By analyzing existing cross correlation between PlayAGS and Las Vegas Sands, you can compare the effects of market volatilities on PlayAGS and Las Vegas and check how they will diversify away market risk if combined in the same portfolio for a given time horizon. You can also utilize pair trading strategies of matching a long position in PlayAGS with a short position of Las Vegas. Check out your portfolio center. Please also check ongoing floating volatility patterns of PlayAGS and Las Vegas.
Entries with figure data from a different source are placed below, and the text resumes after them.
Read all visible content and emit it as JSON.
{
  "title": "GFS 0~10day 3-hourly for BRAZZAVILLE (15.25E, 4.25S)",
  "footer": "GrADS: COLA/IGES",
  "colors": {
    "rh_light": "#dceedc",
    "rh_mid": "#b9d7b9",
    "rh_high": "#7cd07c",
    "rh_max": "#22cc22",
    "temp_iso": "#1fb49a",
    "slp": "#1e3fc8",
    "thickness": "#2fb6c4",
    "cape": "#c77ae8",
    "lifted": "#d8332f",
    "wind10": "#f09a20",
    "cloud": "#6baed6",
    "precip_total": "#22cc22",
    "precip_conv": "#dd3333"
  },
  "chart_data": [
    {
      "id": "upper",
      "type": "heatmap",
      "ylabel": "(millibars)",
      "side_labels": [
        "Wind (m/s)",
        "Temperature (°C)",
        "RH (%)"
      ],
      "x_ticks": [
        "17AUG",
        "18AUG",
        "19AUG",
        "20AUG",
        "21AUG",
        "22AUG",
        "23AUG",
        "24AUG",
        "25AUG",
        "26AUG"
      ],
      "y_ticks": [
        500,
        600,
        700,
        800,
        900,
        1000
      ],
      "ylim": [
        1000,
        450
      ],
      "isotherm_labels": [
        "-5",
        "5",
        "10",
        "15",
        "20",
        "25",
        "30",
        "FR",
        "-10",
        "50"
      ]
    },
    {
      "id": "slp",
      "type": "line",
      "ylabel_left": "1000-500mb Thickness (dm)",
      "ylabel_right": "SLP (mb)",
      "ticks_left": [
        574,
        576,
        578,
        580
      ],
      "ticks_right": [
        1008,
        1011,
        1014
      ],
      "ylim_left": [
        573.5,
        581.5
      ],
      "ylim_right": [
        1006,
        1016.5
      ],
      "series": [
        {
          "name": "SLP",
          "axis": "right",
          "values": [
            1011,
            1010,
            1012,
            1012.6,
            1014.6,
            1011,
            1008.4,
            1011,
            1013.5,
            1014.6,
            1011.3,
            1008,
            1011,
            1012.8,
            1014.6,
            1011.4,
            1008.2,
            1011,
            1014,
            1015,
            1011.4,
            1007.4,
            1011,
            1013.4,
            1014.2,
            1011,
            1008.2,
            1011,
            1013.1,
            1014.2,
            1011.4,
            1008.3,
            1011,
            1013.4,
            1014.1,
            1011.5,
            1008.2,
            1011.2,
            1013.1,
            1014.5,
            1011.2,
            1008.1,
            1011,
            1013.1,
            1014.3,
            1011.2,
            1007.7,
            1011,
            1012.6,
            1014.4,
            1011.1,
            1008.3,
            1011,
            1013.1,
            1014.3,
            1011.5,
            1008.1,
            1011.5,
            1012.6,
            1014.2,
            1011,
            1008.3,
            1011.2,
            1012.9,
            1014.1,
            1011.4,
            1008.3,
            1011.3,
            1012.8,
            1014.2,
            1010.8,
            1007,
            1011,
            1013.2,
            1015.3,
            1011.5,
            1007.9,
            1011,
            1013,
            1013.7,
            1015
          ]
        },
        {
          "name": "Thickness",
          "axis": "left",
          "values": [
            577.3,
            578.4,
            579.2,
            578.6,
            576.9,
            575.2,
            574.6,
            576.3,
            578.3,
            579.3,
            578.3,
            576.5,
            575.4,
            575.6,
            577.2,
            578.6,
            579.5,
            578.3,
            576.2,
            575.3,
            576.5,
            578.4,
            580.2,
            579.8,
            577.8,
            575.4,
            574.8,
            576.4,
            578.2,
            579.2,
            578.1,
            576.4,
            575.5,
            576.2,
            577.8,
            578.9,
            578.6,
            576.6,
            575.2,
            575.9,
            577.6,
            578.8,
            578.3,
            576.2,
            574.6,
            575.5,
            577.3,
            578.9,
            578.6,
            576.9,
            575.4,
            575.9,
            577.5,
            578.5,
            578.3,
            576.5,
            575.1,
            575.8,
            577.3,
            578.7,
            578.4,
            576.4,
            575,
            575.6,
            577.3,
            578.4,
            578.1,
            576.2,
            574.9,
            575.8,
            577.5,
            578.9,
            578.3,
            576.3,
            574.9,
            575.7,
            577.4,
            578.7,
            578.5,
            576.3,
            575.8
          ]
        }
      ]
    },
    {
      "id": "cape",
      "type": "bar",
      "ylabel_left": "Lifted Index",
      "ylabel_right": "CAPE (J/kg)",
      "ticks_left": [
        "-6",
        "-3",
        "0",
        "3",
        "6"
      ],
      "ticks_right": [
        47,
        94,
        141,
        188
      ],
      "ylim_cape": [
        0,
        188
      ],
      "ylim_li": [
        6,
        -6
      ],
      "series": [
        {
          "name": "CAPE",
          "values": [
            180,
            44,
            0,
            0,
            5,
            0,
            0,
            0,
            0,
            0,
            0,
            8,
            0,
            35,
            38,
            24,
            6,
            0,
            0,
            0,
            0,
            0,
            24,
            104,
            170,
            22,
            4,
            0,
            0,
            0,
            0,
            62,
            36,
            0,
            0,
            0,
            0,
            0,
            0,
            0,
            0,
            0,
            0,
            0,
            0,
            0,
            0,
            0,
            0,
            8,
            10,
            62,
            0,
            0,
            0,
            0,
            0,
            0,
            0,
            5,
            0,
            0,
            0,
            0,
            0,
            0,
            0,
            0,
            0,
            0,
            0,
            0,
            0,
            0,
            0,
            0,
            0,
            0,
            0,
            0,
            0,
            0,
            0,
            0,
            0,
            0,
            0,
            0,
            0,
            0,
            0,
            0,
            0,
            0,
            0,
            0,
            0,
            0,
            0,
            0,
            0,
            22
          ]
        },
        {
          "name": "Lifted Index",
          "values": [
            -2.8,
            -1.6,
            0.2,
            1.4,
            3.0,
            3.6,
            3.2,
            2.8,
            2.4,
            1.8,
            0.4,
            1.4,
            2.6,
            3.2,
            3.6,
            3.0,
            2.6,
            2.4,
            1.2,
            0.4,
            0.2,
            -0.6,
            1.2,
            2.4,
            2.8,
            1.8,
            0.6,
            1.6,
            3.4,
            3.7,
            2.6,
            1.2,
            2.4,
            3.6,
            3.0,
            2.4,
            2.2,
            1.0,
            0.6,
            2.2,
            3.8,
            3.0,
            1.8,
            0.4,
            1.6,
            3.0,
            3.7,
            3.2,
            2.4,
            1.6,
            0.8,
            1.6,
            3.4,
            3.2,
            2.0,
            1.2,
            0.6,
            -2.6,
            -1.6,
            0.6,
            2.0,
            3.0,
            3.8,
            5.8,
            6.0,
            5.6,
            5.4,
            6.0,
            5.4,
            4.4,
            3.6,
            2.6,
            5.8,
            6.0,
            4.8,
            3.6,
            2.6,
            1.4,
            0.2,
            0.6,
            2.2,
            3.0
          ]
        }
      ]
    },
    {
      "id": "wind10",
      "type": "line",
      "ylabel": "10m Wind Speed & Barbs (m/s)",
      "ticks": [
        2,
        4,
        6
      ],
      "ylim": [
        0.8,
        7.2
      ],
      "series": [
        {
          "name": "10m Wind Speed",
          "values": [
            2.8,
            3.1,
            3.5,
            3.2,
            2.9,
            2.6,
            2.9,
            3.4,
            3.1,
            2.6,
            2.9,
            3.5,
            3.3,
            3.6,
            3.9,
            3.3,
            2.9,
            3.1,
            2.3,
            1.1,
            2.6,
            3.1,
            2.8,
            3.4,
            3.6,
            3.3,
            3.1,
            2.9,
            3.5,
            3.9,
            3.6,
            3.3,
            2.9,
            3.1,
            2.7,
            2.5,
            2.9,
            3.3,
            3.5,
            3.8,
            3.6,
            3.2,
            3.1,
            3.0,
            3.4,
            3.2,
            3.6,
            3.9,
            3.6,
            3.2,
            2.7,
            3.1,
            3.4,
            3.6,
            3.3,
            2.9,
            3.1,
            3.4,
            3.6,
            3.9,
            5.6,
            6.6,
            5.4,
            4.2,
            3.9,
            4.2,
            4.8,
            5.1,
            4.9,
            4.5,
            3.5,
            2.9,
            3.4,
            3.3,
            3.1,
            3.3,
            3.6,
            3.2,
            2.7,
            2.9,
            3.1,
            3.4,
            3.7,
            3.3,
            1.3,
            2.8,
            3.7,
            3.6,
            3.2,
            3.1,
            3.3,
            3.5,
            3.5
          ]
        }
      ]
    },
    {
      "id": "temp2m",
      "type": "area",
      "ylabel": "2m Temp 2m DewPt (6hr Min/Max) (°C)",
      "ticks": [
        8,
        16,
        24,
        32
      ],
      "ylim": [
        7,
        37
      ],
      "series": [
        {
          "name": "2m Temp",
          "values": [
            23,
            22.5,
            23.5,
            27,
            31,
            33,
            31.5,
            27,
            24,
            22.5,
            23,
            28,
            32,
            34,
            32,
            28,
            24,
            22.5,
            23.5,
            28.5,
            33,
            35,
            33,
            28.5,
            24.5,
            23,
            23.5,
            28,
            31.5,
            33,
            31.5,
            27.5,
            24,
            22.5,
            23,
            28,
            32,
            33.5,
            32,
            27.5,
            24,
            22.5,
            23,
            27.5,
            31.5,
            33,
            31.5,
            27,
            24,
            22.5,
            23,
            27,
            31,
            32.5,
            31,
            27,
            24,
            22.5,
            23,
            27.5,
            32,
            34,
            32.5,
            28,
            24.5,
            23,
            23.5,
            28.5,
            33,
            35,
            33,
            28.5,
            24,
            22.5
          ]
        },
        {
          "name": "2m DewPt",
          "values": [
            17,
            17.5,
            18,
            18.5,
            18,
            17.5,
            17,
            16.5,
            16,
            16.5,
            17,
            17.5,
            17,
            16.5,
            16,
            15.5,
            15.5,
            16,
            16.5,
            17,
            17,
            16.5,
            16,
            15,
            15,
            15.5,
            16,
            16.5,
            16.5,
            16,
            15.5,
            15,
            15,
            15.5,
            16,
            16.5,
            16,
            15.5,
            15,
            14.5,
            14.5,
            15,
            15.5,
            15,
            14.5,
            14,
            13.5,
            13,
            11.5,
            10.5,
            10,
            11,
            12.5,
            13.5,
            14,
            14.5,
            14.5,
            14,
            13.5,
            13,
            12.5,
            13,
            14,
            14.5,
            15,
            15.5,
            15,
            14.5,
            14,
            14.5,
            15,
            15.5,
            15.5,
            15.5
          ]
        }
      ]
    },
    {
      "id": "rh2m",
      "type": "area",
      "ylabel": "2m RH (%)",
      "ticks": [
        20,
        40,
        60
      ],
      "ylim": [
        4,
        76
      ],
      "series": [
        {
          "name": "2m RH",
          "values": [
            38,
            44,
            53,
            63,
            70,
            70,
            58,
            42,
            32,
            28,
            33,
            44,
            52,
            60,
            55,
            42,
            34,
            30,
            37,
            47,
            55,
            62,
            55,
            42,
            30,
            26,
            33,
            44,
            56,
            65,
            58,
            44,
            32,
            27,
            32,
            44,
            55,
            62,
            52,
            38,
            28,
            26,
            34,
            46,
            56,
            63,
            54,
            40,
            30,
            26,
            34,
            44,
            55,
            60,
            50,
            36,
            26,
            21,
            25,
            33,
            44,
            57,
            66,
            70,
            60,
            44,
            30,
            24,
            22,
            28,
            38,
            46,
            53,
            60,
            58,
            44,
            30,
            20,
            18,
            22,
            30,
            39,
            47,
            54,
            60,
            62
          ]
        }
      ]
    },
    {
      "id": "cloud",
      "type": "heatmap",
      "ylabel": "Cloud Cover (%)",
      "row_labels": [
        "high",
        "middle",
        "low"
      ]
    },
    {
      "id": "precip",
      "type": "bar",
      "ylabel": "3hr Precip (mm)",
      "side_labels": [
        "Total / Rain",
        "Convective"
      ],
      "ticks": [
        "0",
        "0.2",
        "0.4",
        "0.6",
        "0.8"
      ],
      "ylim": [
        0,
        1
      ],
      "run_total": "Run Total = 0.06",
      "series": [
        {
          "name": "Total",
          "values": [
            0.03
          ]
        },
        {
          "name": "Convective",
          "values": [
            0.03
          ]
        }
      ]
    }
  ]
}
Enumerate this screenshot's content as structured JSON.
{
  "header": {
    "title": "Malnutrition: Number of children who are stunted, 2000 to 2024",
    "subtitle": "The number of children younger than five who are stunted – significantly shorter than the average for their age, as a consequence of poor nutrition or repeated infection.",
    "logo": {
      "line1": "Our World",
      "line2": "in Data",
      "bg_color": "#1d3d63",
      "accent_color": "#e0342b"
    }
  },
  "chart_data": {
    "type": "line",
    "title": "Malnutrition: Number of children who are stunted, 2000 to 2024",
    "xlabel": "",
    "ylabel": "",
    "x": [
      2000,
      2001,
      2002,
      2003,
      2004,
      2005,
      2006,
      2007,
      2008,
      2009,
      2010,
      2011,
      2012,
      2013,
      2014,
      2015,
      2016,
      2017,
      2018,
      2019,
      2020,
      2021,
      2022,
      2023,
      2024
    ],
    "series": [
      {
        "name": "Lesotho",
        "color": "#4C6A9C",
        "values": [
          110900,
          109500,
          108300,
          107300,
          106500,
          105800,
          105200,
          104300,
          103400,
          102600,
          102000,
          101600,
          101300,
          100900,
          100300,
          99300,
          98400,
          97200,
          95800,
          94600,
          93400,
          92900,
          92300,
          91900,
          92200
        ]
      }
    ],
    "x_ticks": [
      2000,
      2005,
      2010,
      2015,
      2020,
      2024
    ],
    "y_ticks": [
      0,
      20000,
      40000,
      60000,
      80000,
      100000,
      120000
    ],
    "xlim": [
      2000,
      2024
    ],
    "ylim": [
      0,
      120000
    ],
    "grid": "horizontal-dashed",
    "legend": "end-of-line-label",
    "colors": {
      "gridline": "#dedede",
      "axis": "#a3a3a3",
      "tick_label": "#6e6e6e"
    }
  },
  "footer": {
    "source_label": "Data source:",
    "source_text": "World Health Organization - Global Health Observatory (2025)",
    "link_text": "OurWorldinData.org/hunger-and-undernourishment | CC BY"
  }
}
Diversification Opportunities for PlayAGS and Las Vegas
Very poor diversification
The 3 months correlation between PlayAGS and Las is 0.88. Overlapping area represents the amount of risk that can be diversified away by holding PlayAGS and Las Vegas Sands in the same portfolio, assuming nothing else is changed. The correlation between historical prices or returns on Las Vegas Sands and PlayAGS is a relative statistical measure of the degree to which these equity instruments tend to move together. The correlation coefficient measures the extent to which returns on PlayAGS are associated (or correlated) with Las Vegas. Values of the correlation coefficient range from -1 to +1, where. The correlation of zero (0) is possible when the price movement of Las Vegas Sands has no effect on the direction of PlayAGS i.e., PlayAGS and Las Vegas go up and down completely randomly.
Pair Corralation between PlayAGS and Las Vegas
Considering the 90-day investment horizon PlayAGS is expected to generate 1.36 times more return on investment than Las Vegas. However, PlayAGS is 1.36 times more volatile than Las Vegas Sands. It trades about 0.08 of its potential returns per unit of risk. Las Vegas Sands is currently generating about 0.03 per unit of risk. If you would invest 787.00 in PlayAGS on August 27, 2024 and sell it today you would earn a total of 379.00 from holding PlayAGS or generate 48.16% return on investment over 90 days.
Time Period | 3 Months [change] |
Direction | Moves Together |
Strength | Strong |
Accuracy | 100.0% |
Values | Daily Returns |
PlayAGS vs. Las Vegas Sands
Performance |
Timeline |
PlayAGS |
Las Vegas Sands |
PlayAGS and Las Vegas Volatility Contrast
Predicted Return Density |
Returns |
Pair Trading with PlayAGS and Las Vegas
The main advantage of trading using opposite PlayAGS and Las Vegas positions is that it hedges away some unsystematic risk. Because of two separate transactions, even if PlayAGS position performs unexpectedly, Las Vegas can make up some of the losses. Pair trading also minimizes risk from directional movements in the market. For example, if an entire industry or sector drops because of unexpected headlines, the short position in Las Vegas will offset losses from the drop in Las Vegas' long position.PlayAGS vs. Light Wonder | PlayAGS vs. Everi Holdings | PlayAGS vs. Inspired Entertainment | PlayAGS vs. International Game Technology |
Las Vegas vs. MGM Resorts International | Las Vegas vs. Caesars Entertainment | Las Vegas vs. Penn National Gaming | Las Vegas vs. Melco Resorts Entertainment |
Check out your portfolio center.Note that this page's information should be used as a complementary analysis to find the right mix of equity instruments to add to your existing portfolios or create a brand new portfolio. You can also try the Price Exposure Probability module to analyze equity upside and downside potential for a given time horizon across multiple markets.